Although the guards change hourly, there is a big ceremony once a week. These ceremonial guards, the Evzones, stand motionless at the tomb of their Unknown Soldier. They are volunteers—Getting into this unit is an honor, and they have to be over 6 ft. tall. They wear white tights, a white skirt, a white blouse with very full sleeves, an embroidered vest, red cap, and shoes with big pom-poms. The uniform is based on the clothing of the Klephts, mountain fighters who fought the Turks from the 15th Century until Greek independence in the 19th Century.

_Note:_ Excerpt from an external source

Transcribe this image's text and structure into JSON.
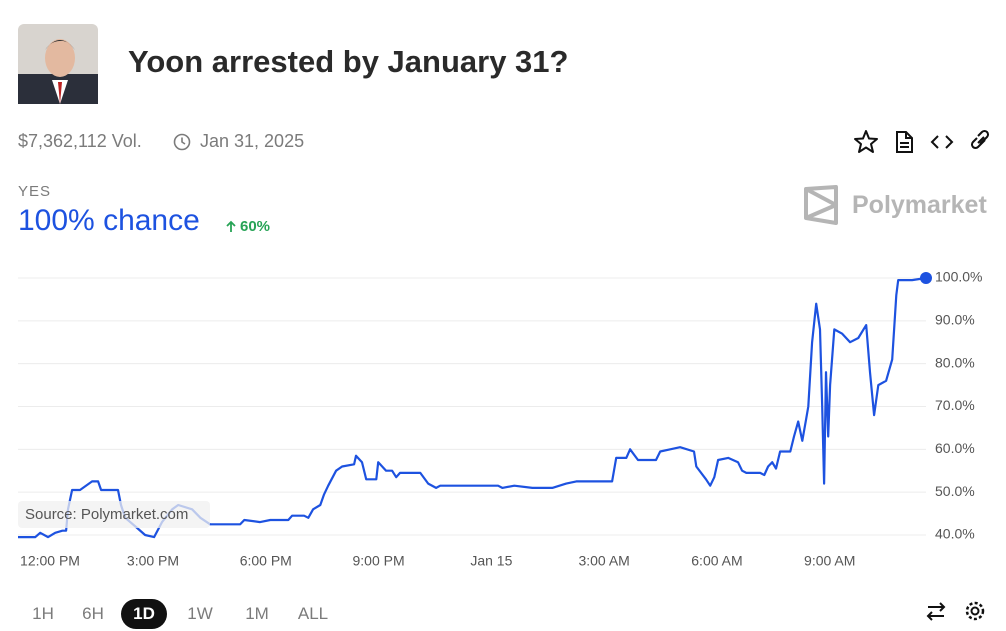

The two guards stand inside small guardhouses. Just before the ceremony they step outside it, and soldiers in regular uniforms tidy them up. We watched a guy smooth out the tassels on the guard’s sash so each thread laid flat.

At the appointed time a military band comes down the street, followed by dozens of these guards. After they reach the paved area in front of parliament, there is a lot of marching around, presenting arms, etc. Eventually, the two replacement guards go up the few steps to the booths and the other two leave.

These four guys do what looks like a ballet—They move in controlled slow motion, in perfect sync, first dragging their foot backward, then raising that leg out straight before taking each step. It takes them awhile to go anywhere! Eventually the two new guards are in place, and everyone else marches off.